> We'd love to hear what you come up with and also to solve any
> problems you might encounter on your way. Please let us know. Please
> note that CouchDB at this point is not optimised. We are still in
> the 'getting it right' phase before we come to the 'getting it
> fast'. That said, CouchDB is plenty fast already, but there is also
> the potential to greatly speed up things.
So I'm trying a smaller version of this first (9 million records), and
I've hit a snag.
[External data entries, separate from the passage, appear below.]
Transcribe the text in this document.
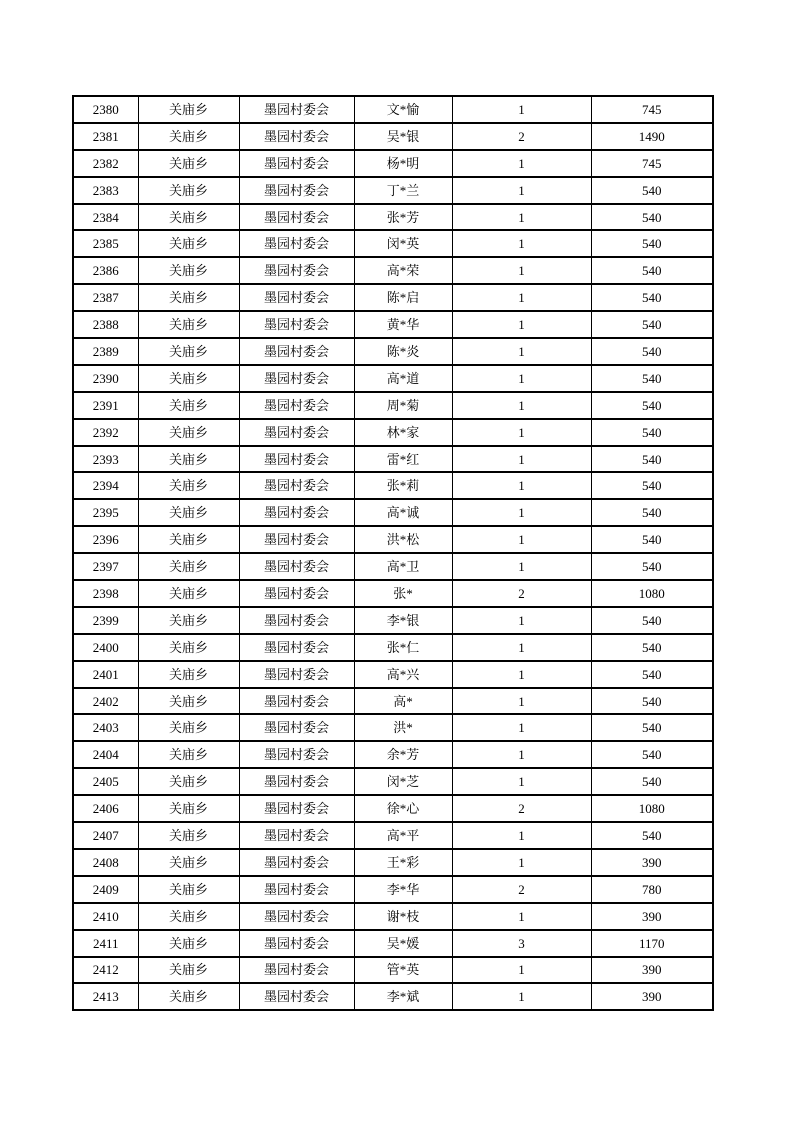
2380	关庙乡	墨园村委会	文*愉	1	745
2381	关庙乡	墨园村委会	吴*银	2	1490
2382	关庙乡	墨园村委会	杨*明	1	745
2383	关庙乡	墨园村委会	丁*兰	1	540
2384	关庙乡	墨园村委会	张*芳	1	540
2385	关庙乡	墨园村委会	闵*英	1	540
2386	关庙乡	墨园村委会	高*荣	1	540
2387	关庙乡	墨园村委会	陈*启	1	540
2388	关庙乡	墨园村委会	黄*华	1	540
2389	关庙乡	墨园村委会	陈*炎	1	540
2390	关庙乡	墨园村委会	高*道	1	540
2391	关庙乡	墨园村委会	周*菊	1	540
2392	关庙乡	墨园村委会	林*家	1	540
2393	关庙乡	墨园村委会	雷*红	1	540
2394	关庙乡	墨园村委会	张*莉	1	540
2395	关庙乡	墨园村委会	高*诚	1	540
2396	关庙乡	墨园村委会	洪*松	1	540
2397	关庙乡	墨园村委会	高*卫	1	540
2398	关庙乡	墨园村委会	张*	2	1080
2399	关庙乡	墨园村委会	李*银	1	540
2400	关庙乡	墨园村委会	张*仁	1	540
2401	关庙乡	墨园村委会	高*兴	1	540
2402	关庙乡	墨园村委会	高*	1	540
2403	关庙乡	墨园村委会	洪*	1	540
2404	关庙乡	墨园村委会	余*芳	1	540
2405	关庙乡	墨园村委会	闵*芝	1	540
2406	关庙乡	墨园村委会	徐*心	2	1080
2407	关庙乡	墨园村委会	高*平	1	540
2408	关庙乡	墨园村委会	王*彩	1	390
2409	关庙乡	墨园村委会	李*华	2	780
2410	关庙乡	墨园村委会	谢*枝	1	390
2411	关庙乡	墨园村委会	吴*媛	3	1170
2412	关庙乡	墨园村委会	管*英	1	390
2413	关庙乡	墨园村委会	李*斌	1	390
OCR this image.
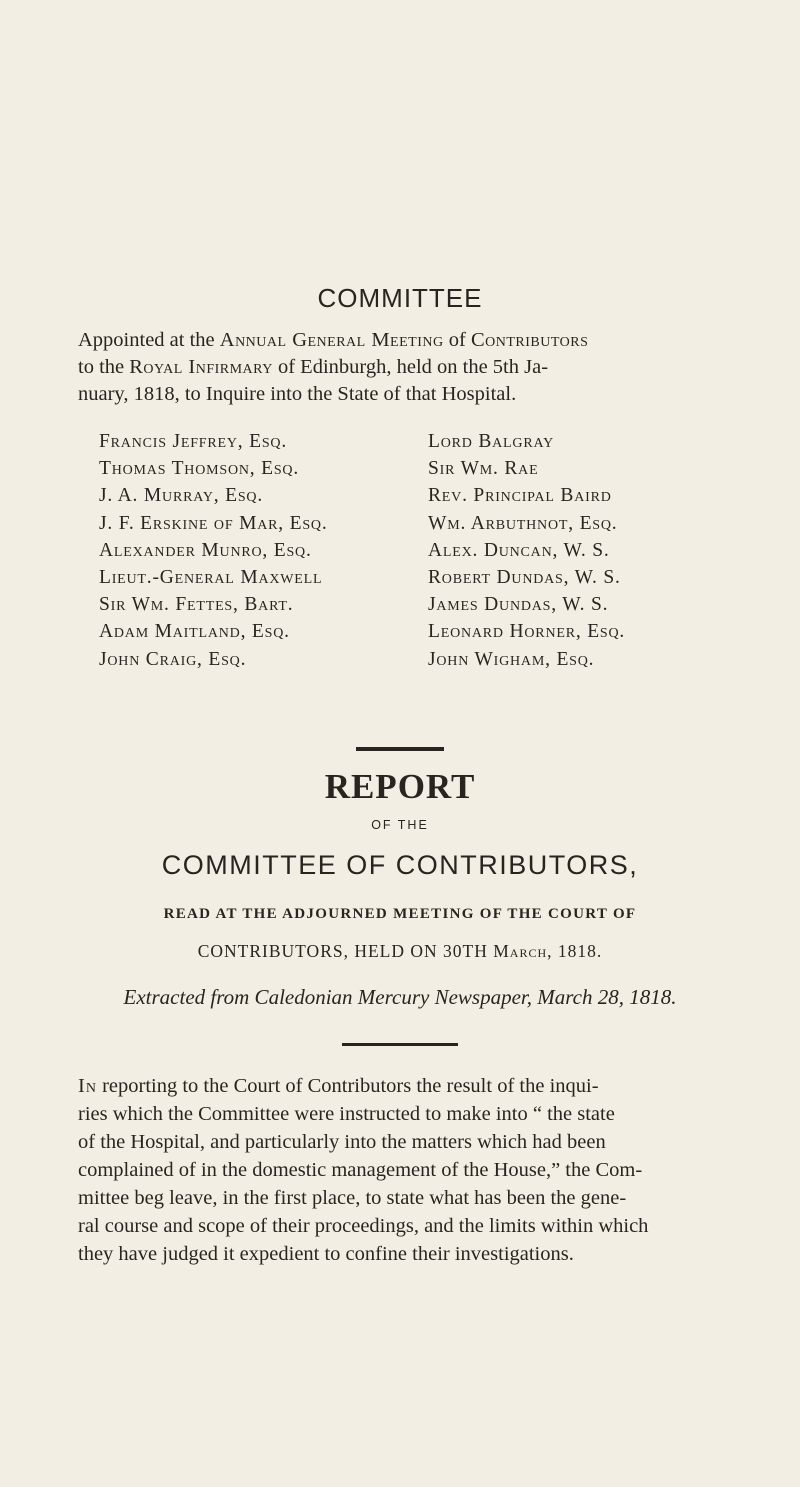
COMMITTEE
Appointed at the Annual General Meeting of Contributors
to the Royal Infirmary of Edinburgh, held on the 5th Ja-
nuary, 1818, to Inquire into the State of that Hospital.
Francis Jeffrey, Esq.
Thomas Thomson, Esq.
J. A. Murray, Esq.
J. F. Erskine of Mar, Esq.
Alexander Munro, Esq.
Lieut.-General Maxwell
Sir Wm. Fettes, Bart.
Adam Maitland, Esq.
John Craig, Esq.
Lord Balgray
Sir Wm. Rae
Rev. Principal Baird
Wm. Arbuthnot, Esq.
Alex. Duncan, W. S.
Robert Dundas, W. S.
James Dundas, W. S.
Leonard Horner, Esq.
John Wigham, Esq.
REPORT
OF THE
COMMITTEE OF CONTRIBUTORS,
READ AT THE ADJOURNED MEETING OF THE COURT OF
CONTRIBUTORS, HELD ON 30TH March, 1818.
Extracted from Caledonian Mercury Newspaper, March 28, 1818.
In reporting to the Court of Contributors the result of the inqui-
ries which the Committee were instructed to make into “ the state
of the Hospital, and particularly into the matters which had been
complained of in the domestic management of the House,” the Com-
mittee beg leave, in the first place, to state what has been the gene-
ral course and scope of their proceedings, and the limits within which
they have judged it expedient to confine their investigations.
I have some rather simple python code to read from
Postgres and write to couchdb (that uses couchdb-python, where 'db' is
a couchdb.client.Database object):
chunker = IteratorChunker(get_stuff())
while not chunker.done:
print "fetching"
chunk = chunker.next_chunk(1000)
if chunk:
print "Adding %d items, starting with %s" %
(len(chunk),chunk[0]['_id'])
db.update(chunk)
db.update(docs) (see <http://code.google.com/p/couchdb-python/source/browse/trunk/couchdb/client.py
>, line 360) uses the bulk API, like:
data = self.resource.post('_bulk_docs', content={'docs':
documents})
At apparently random points throughout this process, but almost always
before 15,000 records or so, the process dies with an exception, the
tail end of which looks like:
File "/System/Library/Frameworks/Python.framework/Versions/2.5/lib/
python2.5/httplib.py", line 707, in send
self.sock.sendall(str)
File "<string>", line 1, in sendall
socket.error: (54, 'Connection reset by peer')
If I have Futon up while it's running, I occasionally get a Javascript
error along the lines of "killed" (reproducing it is difficult) at the
same time.
I could have it catch the reset connection and re-try, but why would
this be happening?
|